Ecole Polytechnique Fédérale de Lausanne News Dec 17, 2017

In the field of theranostics—a portmanteau of the words “therapy” and “diagnostics”—researchers use spatial information about cancer cells in the body to come up with targeted therapies. But this approach requires fluorescent markers. Electrochemical imaging, which uses only the tissue’s natural—or endogenous—electrochemical markers, could also provide doctors with what they need to make diagnoses and prescribe therapies. In a recent breakthrough, EPFL researchers, working with Linkou Chang Gung Memorial Hospital in Taiwan, employed a technique called scanning electrochemical microscopy to produce images of hemoglobin in a mouse’s heart.

In order to map out the distribution of biomarkers and nanomaterials in animal and human tissue, the EPFL researchers used a scanner equipped with electrochemical probes. This device, which was developed by Andreas Lesch and Tzu-En Lin in the Laboratory of Physical and Analytical Electrochemistry on EPFL's Valais Wallis campus in Sion, has eight flexible microelectrodes that are lined up side by side. The device scans tissues immersed in an electrolyte solution in order to measure the electrochemical response. Some types of molecules and nanomaterials that have built up in the tissue exchange electrons with the electrochemical mediator in the solution, and the resulting electric currents are used by the researchers to reconstruct the image. Electrochemical imaging can also monitor the redox state of cancer cells, which is quite different from that of normal cells. It can therefore reveal if there are a large number of cancer cells and where they are located.

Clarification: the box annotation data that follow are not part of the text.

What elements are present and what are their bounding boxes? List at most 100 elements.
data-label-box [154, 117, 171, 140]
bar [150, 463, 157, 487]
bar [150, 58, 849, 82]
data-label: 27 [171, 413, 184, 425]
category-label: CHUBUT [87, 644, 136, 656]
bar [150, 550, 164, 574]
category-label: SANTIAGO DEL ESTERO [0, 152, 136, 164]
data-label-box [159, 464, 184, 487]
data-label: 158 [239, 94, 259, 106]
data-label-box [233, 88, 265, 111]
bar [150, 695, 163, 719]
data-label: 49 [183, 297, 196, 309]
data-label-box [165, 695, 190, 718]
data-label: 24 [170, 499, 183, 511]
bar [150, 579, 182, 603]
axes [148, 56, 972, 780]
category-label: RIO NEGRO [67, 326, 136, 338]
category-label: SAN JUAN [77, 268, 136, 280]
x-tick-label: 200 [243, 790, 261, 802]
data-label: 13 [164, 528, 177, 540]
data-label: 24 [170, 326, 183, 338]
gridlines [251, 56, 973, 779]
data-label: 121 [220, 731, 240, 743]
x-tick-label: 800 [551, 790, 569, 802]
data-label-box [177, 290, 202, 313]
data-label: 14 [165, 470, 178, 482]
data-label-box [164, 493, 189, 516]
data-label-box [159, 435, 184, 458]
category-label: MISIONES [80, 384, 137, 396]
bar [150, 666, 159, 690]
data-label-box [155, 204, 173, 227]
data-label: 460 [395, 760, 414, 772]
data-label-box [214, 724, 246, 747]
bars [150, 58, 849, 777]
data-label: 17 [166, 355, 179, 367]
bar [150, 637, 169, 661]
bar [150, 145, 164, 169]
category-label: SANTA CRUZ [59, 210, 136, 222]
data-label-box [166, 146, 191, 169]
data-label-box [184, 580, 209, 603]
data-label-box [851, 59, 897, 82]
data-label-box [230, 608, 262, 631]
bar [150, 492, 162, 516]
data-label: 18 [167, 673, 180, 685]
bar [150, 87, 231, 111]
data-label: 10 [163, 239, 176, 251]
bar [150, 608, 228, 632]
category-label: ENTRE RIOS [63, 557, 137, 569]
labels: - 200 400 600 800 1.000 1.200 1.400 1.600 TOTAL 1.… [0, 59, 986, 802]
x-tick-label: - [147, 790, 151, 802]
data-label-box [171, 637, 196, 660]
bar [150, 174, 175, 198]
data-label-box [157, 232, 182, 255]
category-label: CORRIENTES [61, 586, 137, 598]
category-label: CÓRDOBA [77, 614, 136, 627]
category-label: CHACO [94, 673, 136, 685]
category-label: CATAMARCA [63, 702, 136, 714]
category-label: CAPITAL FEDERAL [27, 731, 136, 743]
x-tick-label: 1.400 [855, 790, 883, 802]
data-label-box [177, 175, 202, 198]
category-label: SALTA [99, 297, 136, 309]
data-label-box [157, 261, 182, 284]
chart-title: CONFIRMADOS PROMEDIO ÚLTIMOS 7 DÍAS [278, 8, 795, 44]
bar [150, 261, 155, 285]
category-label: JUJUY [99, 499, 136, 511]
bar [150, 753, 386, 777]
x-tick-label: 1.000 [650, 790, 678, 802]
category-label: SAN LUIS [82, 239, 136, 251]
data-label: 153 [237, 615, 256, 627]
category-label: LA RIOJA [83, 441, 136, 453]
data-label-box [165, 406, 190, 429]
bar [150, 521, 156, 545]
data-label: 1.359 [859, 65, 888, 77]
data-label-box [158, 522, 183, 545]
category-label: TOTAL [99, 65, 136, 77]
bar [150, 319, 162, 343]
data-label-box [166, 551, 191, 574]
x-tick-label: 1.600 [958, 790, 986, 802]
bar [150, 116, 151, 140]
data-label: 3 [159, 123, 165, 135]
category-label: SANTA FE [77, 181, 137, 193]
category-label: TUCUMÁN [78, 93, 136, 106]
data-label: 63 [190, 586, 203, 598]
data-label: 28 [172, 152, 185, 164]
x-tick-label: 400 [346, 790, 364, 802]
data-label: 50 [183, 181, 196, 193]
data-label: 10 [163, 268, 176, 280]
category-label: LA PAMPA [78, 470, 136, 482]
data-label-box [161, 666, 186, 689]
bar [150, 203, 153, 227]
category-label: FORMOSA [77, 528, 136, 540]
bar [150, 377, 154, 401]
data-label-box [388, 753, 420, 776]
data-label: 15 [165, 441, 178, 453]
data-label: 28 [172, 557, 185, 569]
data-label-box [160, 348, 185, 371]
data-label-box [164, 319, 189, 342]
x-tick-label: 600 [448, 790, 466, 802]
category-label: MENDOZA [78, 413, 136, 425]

Using banana skins to study the stages of melanoma

The researchers started out by studying the typical biomarkers of melanoma, which can also be found in the black spots of overripe bananas. Taking advantage of this similarity, they were able to work on the fruit to develop an imaging technique capable of measuring tyrosinase in human skin and mapping out its distribution. An important step forward has also now been made in applying the imaging technique to thick tissues—like a biopsy of human skin—in addition to thin cross-sections of cells.

“We are perfectly capable of using electrochemistry to kill cancer cells on microscope slides and in petri dishes, but doing so in thick tissue is another story,” says Hubert Girault, who runs the Laboratory of Physical and Analytical Electrochemistry. Indeed, Professor Girault hopes that it will one day be possible to use electrochemical microscopy during surgery. He envisions a device with interconnected microelectrodes capable of producing an image that will test for tumors and then electrochemically destroying any cancerous cells found by applying a burst of voltage: “Around two volts, that's not much, but it's enough to generate oxygen radicals and eliminate cancer cells,” says Girault.